In his welcome address on Monday, Executive Director of Lekeh Development Foundation, Friday Mbani stated that the theme of the Conference, “Building a Resilient Future: Integrating Climate Action and Community Empowerment for the Niger Delta”, is a collective mission to path a course for resilient future for the the Niger Delta people.
Mbani mentioned that any climate response that does not empower our communities, honor our indigenous knowledge, and put people at the center, is incomplete.
‘We are all gathered here today in a time of deep urgency. The climate crisis is no longer knocking at our doors — it has broken through. It has flooded our homes, poisoned our waters, destroyed our farmlands, and threatened our very way of life. And yet, in the face of this crisis, I see something powerful. I see hope. I see resolution. I see YOU — all of you — who have gathered here today not to talk about problems, but to forge solutions,” he said.
Mbani emphasised that laws and policies geared towards environmental protection must be implemented to save the livelihoods of the people and thanked both sponsors and participants at the event.
“Here in the Niger Delta, we do not need to be told what climate change looks like. We lived in it. We feel it. But we also know how to fight it. We have communities rich in traditional knowledge. We have youth brimming with innovation. We have women who, despite the odds, continue to lead in adaptation and resilience. We have voices that must no longer be ignored.
“We cannot build resilience with policies that remain on paper. We cannot protect our environment while our people go hungry. We cannot talk about sustainability without justice — environmental justice, economic justice, and intergenerational justice. Let this week be one of truth-telling and bridge-building week for all. Let it be one of bold ideas and even bolder action. And most of all, let it be a reminder that climate resilience begins at the grassroots — in our towns, our villages, our families,” Mbani stated.

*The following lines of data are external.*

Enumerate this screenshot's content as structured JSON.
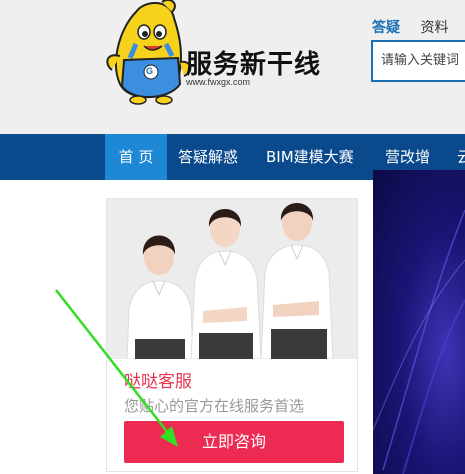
{
  "header": {
    "logo_text": "服务新干线",
    "logo_url": "www.fwxgx.com",
    "logo_badge": "G"
  },
  "search": {
    "tabs": [
      {
        "label": "答疑",
        "active": true
      },
      {
        "label": "资料",
        "active": false
      }
    ],
    "placeholder": "请输入关键词"
  },
  "nav": {
    "items": [
      {
        "label": "首 页",
        "active": true
      },
      {
        "label": "答疑解惑",
        "active": false
      },
      {
        "label": "BIM建模大赛",
        "active": false
      },
      {
        "label": "营改增",
        "active": false
      },
      {
        "label": "云",
        "active": false
      }
    ]
  },
  "service_card": {
    "title": "哒哒客服",
    "subtitle": "您贴心的官方在线服务首选",
    "button_label": "立即咨询"
  },
  "colors": {
    "nav_bg": "#0a4a8c",
    "nav_active": "#1e87d6",
    "accent_red": "#ec2a52",
    "title_red": "#e8344f",
    "link_blue": "#1a6fb6",
    "annotation_arrow": "#33dd22"
  }
}
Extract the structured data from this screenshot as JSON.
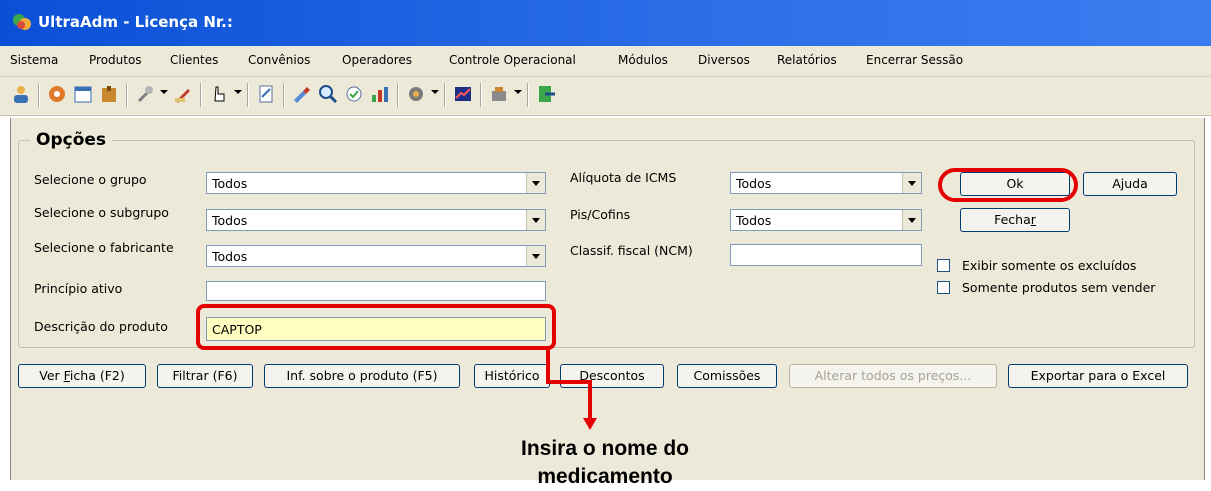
{
  "window": {
    "title": "UltraAdm - Licença Nr.:"
  },
  "menu": [
    "Sistema",
    "Produtos",
    "Clientes",
    "Convênios",
    "Operadores",
    "Controle Operacional",
    "Módulos",
    "Diversos",
    "Relatórios",
    "Encerrar Sessão"
  ],
  "options": {
    "title": "Opções",
    "group_label": "Selecione o grupo",
    "group_value": "Todos",
    "subgroup_label": "Selecione o subgrupo",
    "subgroup_value": "Todos",
    "manufacturer_label": "Selecione o fabricante",
    "manufacturer_value": "Todos",
    "active_label": "Princípio ativo",
    "active_value": "",
    "description_label": "Descrição do produto",
    "description_value": "CAPTOP",
    "icms_label": "Alíquota de ICMS",
    "icms_value": "Todos",
    "pis_label": "Pis/Cofins",
    "pis_value": "Todos",
    "ncm_label": "Classif. fiscal (NCM)",
    "ncm_value": "",
    "ok_label": "Ok",
    "help_label": "Ajuda",
    "close_label_a": "Fecha",
    "close_label_b": "r",
    "excluded_label": "Exibir somente os excluídos",
    "unsold_label": "Somente produtos sem vender"
  },
  "actions": {
    "view_a": "Ver ",
    "view_b": "F",
    "view_c": "icha (F2)",
    "filter": "Filtrar (F6)",
    "info": "Inf. sobre o produto (F5)",
    "history": "Histórico",
    "discounts_a": "",
    "discounts_b": "D",
    "discounts_c": "escontos",
    "commissions": "Comissões",
    "change_prices": "Alterar todos os preços...",
    "export": "Exportar para o Excel"
  },
  "annotation": {
    "line1": "Insira o nome do",
    "line2": "medicamento"
  },
  "colors": {
    "highlight": "#e50000",
    "title_bar": "#0a4fd6",
    "field_highlight": "#ffffc0"
  }
}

Princess Umoh Ayi, an environmentalist and Volunteer at The Neo Child Initiative, on her part linked the impact of climate change on plant health to humans. She stated that if climate change affects plants then it also affects humans. “If you are planting, plant things that are good to your health, if you are eating, eat things that are good for your health,” she stated.
Highpoint at the event was a melo drama of the impacts of climate change, flooding and conflicts on food and the corruption that goes on in the Nigeria’s oil and gas sector and as well a presentation and march for support of agro-forestry and end to fossil fuels and pollution of the Niger Delta environment by participants.